I cut Ted off in a practiced Geek manner. I couldn’t indulge him in a passion-rant now. “Queue it up. Back to Greenstock. What do you think he proposed? Something shady?”

“I don’t know, but it freaked Hornbine out.”

“Some kind of bribery scheme maybe, to get a certain line of drugs into the hospital?”

“Maybe. But it seemed more threatening than that, almost like Greenstock could compel the Doc to do something bad against his will.”

I wanted to press for more information, but Ted began to turn a bit suspicious.

“Why’re we chewing up this old gossip? Tell me more about the slick way I took down that bastard Numendonia….”

I always tried to honour an individual’s passions as much as the next geek, but sometimes it’s hard work pretending to be interested. Especially when I was suddenly aching to tell PJ what I had learned.

Our waitress wore a transparent plastic carapace moulded to her naked breasts and torso, black lurex panties, tights and musketeer boots. Her hair was pouffed up and her makeup could’ve sustained a platoon of Calder gynoids. She carried an outrageously baroque toy blaster holstered at her hip. I didn’t know where to put my eyes.

I had decided to take Polly Jean Hornbine out for supper, rather than relay my news in my office. I chose the nearest franchise of La Semaine de Suzette , because it was a fairly classy low-budget place, and I was in the mood for French food.

The restaurant chain was named after one of the French zines that had gotten behind Hearst and his program shortly after the Brits came onboard. The French bande dessinée artists (and their Belgian stripverhalen peers) had joined the ranks of the utopian Funnypaper Boys with awesome enthusiasm and international solidarity. And in Germany, artists like Rodolphe Töpffer and Lyonel Feininger, and zines like Simplicissimus, Humoristische Blätter and Ulk weren’t far behind. And when the Japanese invented manga—

But like all geeks, I digress.

I knew that the waitresses at La Semaine de Suzette dressed like characters from their namesake zine. But during all my previous visits, their outfits had mimicked those of Bécassine and Bleuette, modest schoolgirls.

What I didn’t realize was that La Semaine de Suzette had also published Barbarella , starting in 1962, and that the waitress uniforms went in and out of rotation.

No matter how much you knew, it was never everything.

So now Polly Jean and I had to place our orders with a half-naked interstellar libertine.

It was enough to make Emma Frost blush.

Somehow we stammered out our choices. After Barbarella had sashayed away, I attempted to recover my aplomb and relate the revelations I had picked up from Ted Harmon.

PJ absorbed the information with dispassionate intensity, and once again I was taken with her quick intelligence. Not to mention her adorable face. When I finished, she said, “So a visit to this fellow Greenstock is next, I take it?”

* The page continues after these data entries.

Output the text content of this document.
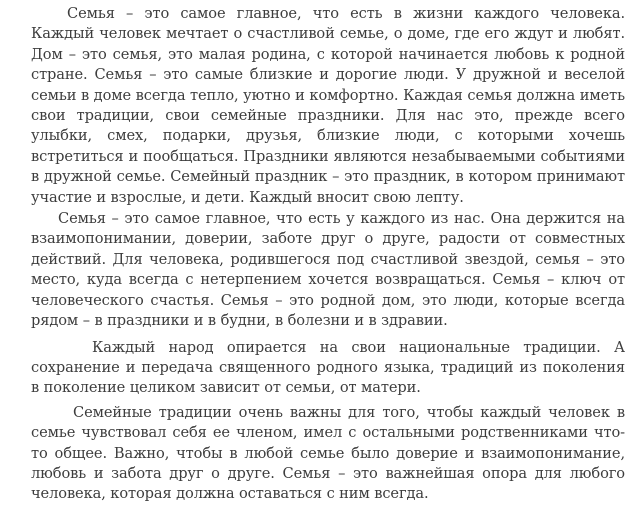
Семья – это самое главное, что есть в жизни каждого человека. Каждый человек мечтает о счастливой семье, о доме, где его ждут и любят. Дом – это семья, это малая родина, с которой начинается любовь к родной стране. Семья – это самые близкие и дорогие люди. У дружной и веселой семьи в доме всегда тепло, уютно и комфортно. Каждая семья должна иметь свои традиции, свои семейные праздники. Для нас это, прежде всего улыбки, смех, подарки, друзья, близкие люди, с которыми хочешь встретиться и пообщаться. Праздники являются незабываемыми событиями в дружной семье. Семейный праздник – это праздник, в котором принимают участие и взрослые, и дети. Каждый вносит свою лепту.

Семья – это самое главное, что есть у каждого из нас. Она держится на взаимопонимании, доверии, заботе друг о друге, радости от совместных действий. Для человека, родившегося под счастливой звездой, семья – это место, куда всегда с нетерпением хочется возвращаться. Семья – ключ от человеческого счастья. Семья – это родной дом, это люди, которые всегда рядом – в праздники и в будни, в болезни и в здравии.

Каждый народ опирается на свои национальные традиции. А сохранение и передача священного родного языка, традиций из поколения в поколение целиком зависит от семьи, от матери.

Семейные традиции очень важны для того, чтобы каждый человек в семье чувствовал себя ее членом, имел с остальными родственниками что-то общее. Важно, чтобы в любой семье было доверие и взаимопонимание, любовь и забота друг о друге. Семья – это важнейшая опора для любого человека, которая должна оставаться с ним всегда.
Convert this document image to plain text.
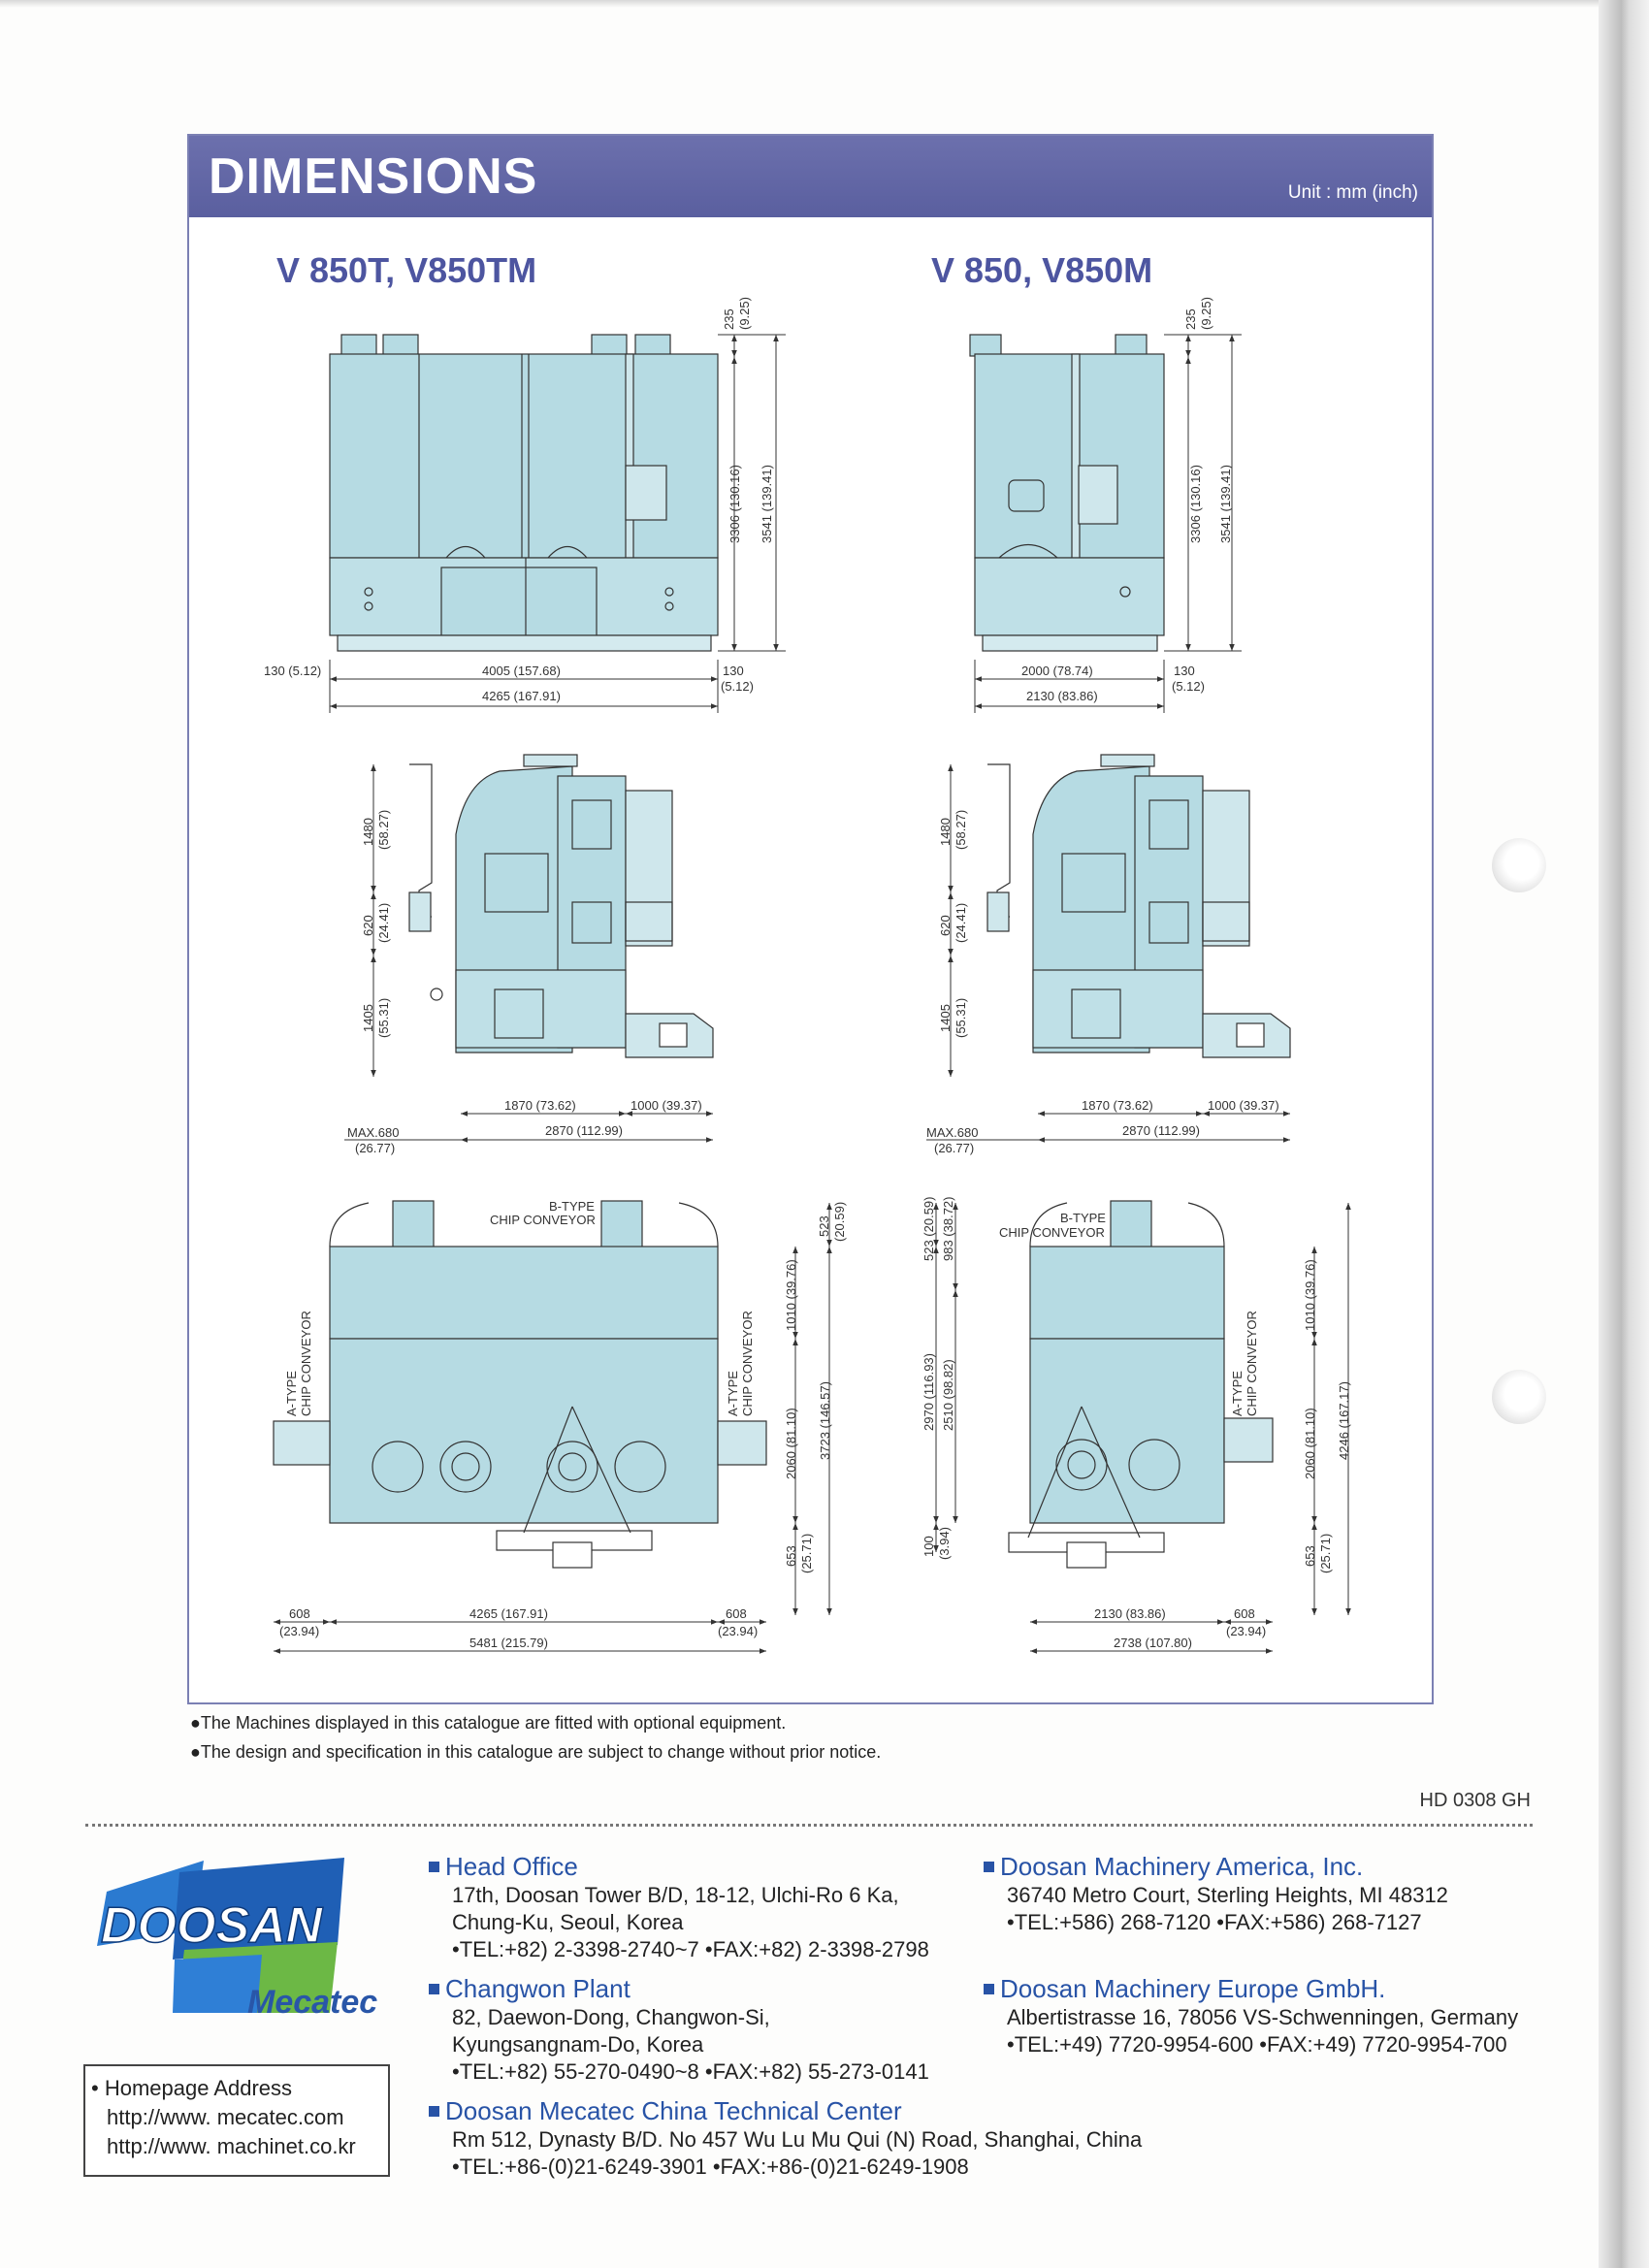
DIMENSIONS	Unit : mm (inch)
V 850T, V850TM	V 850, V850M
235 (9.25)
3306 (130.16) 3541 (139.41)
130 (5.12)	4005 (157.68)	130
(5.12)
4265 (167.91)
235 (9.25)
3306 (130.16) 3541 (139.41)
2000 (78.74)	130
(5.12)
2130 (83.86)
1480 (58.27)
620 (24.41)
1405 (55.31)
1870 (73.62)	1000 (39.37)
2870 (112.99)
MAX.680
(26.77)
1480 (58.27)
620 (24.41)
1405 (55.31)
1870 (73.62)	1000 (39.37)
2870 (112.99)
MAX.680
(26.77)
B-TYPE
CHIP CONVEYOR
A-TYPE CHIP CONVEYOR	A-TYPE CHIP CONVEYOR
523 (20.59)
1010 (39.76)
3723 (146.57)
2060 (81.10)
653 (25.71)
608
(23.94)
4265 (167.91)	608
(23.94)
5481 (215.79)
B-TYPE
CHIP CONVEYOR
A-TYPE CHIP CONVEYOR
523 (20.59) 983 (38.72)
2970 (116.93) 2510 (98.82)
100 (3.94)
1010 (39.76)
4246 (167.17)
2060 (81.10)
653 (25.71)
2130 (83.86)	608
(23.94)
2738 (107.80)
●The Machines displayed in this catalogue are fitted with optional equipment.
●The design and specification in this catalogue are subject to change without prior notice.
HD 0308 GH
DOOSAN
Mecatec
• Homepage Address
http://www. mecatec.com
http://www. machinet.co.kr
Head Office
17th, Doosan Tower B/D, 18-12, Ulchi-Ro 6 Ka,
Chung-Ku, Seoul, Korea
•TEL:+82) 2-3398-2740~7 •FAX:+82) 2-3398-2798
Changwon Plant
82, Daewon-Dong, Changwon-Si,
Kyungsangnam-Do, Korea
•TEL:+82) 55-270-0490~8 •FAX:+82) 55-273-0141
Doosan Mecatec China Technical Center
Rm 512, Dynasty B/D. No 457 Wu Lu Mu Qui (N) Road, Shanghai, China
•TEL:+86-(0)21-6249-3901 •FAX:+86-(0)21-6249-1908
Doosan Machinery America, Inc.
36740 Metro Court, Sterling Heights, MI 48312
•TEL:+586) 268-7120 •FAX:+586) 268-7127
Doosan Machinery Europe GmbH.
Albertistrasse 16, 78056 VS-Schwenningen, Germany
•TEL:+49) 7720-9954-600 •FAX:+49) 7720-9954-700
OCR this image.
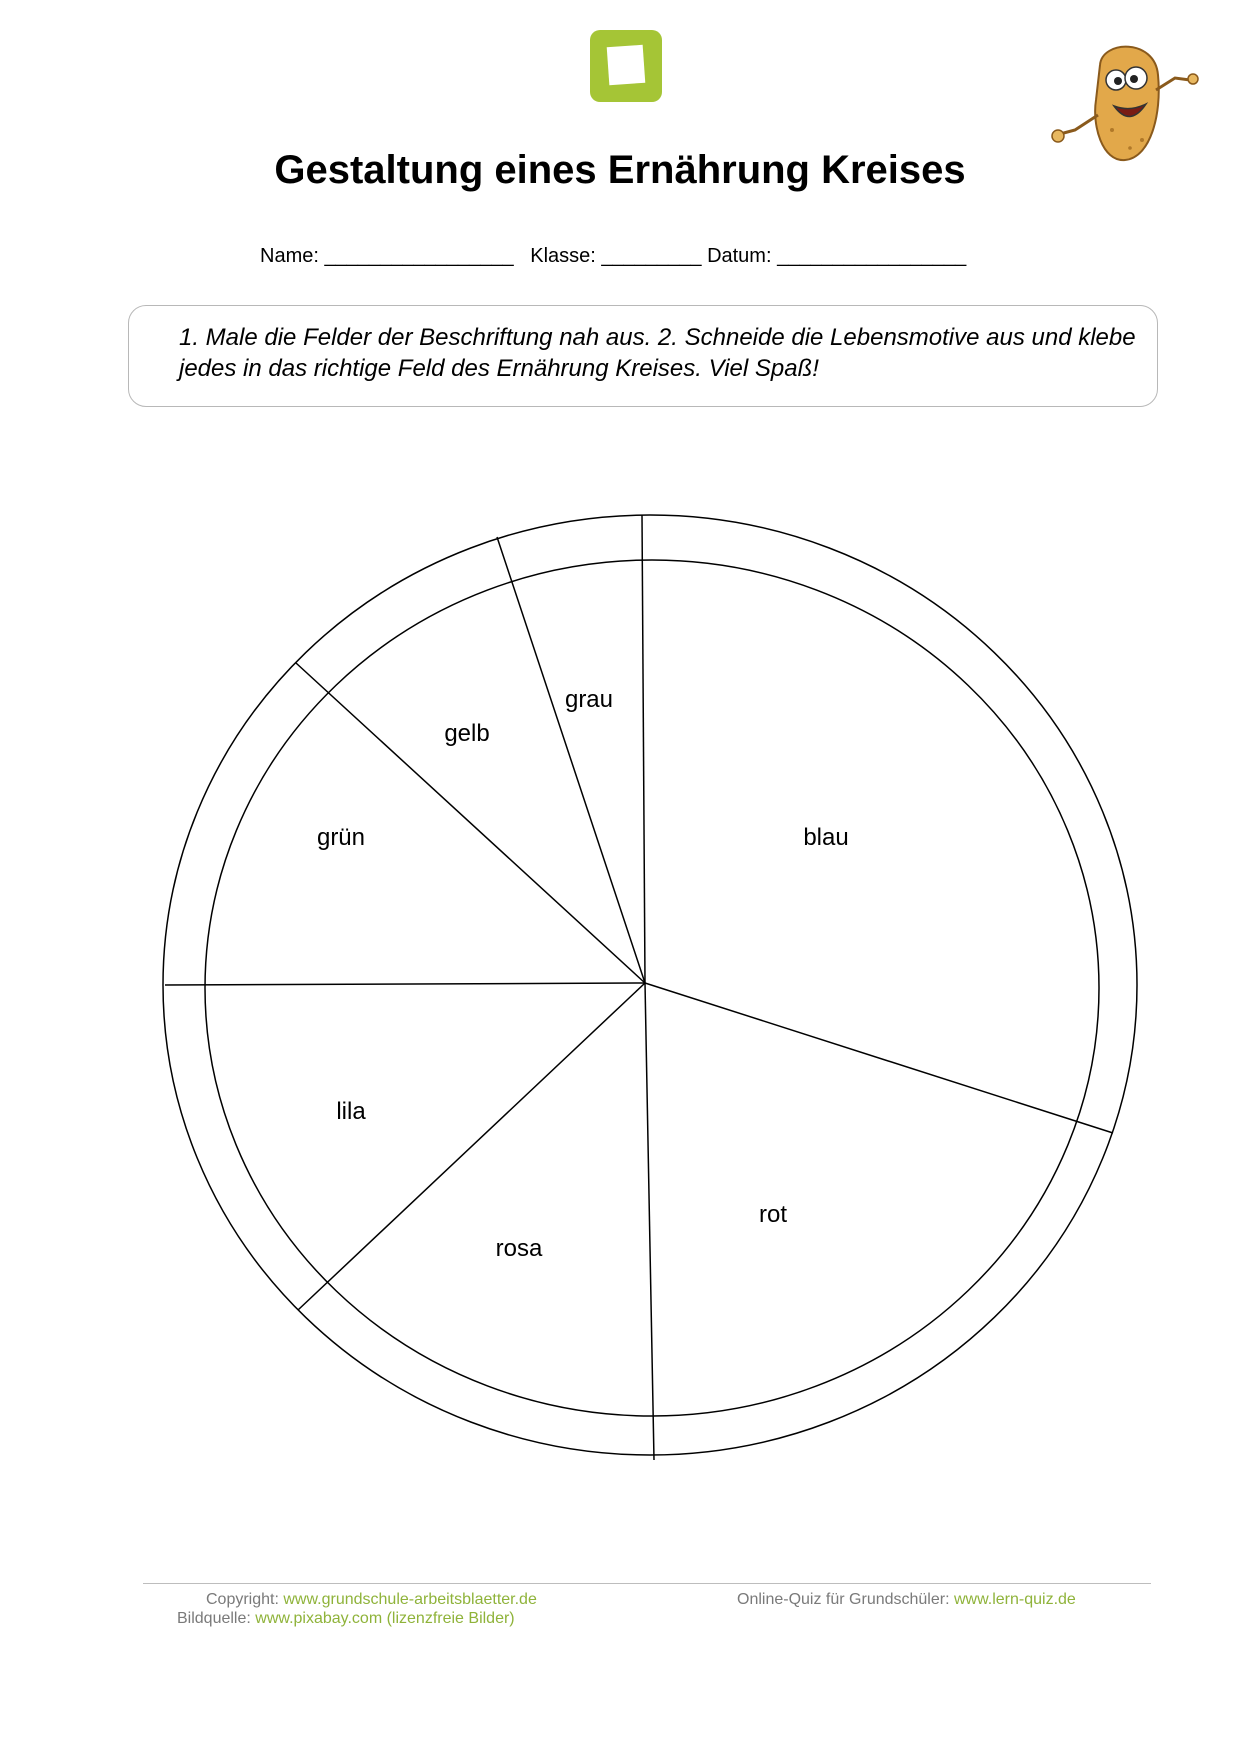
Gestaltung eines Ernährung Kreises
Name: _________________ Klasse: _________ Datum: _________________
1. Male die Felder der Beschriftung nah aus. 2. Schneide die Lebensmotive aus und klebe jedes in das richtige Feld des Ernährung Kreises. Viel Spaß!
blau
rot
rosa
lila
grün
gelb
grau
Copyright: www.grundschule-arbeitsblaetter.de
Bildquelle: www.pixabay.com (lizenzfreie Bilder)
Online-Quiz für Grundschüler: www.lern-quiz.de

I began sawing into my Chicken Kiev, which was a little tough. The chain keeps prices down by using vat-grown chicken, which is generally tender and tasty, but this meat must’ve been made on a Monday.

“That’s right. If we’re lucky, the trail will end there.”

She shook her head. “I can’t see it. If this were just a simple case of Dad refusing a bribe, there’d be no call for murder.”

“If it was murder—”

PJ’s temper flared again. “It was! And that could only mean a big deal, bigger than Greenstock and his company. You’ve got to find out who’s behind them!”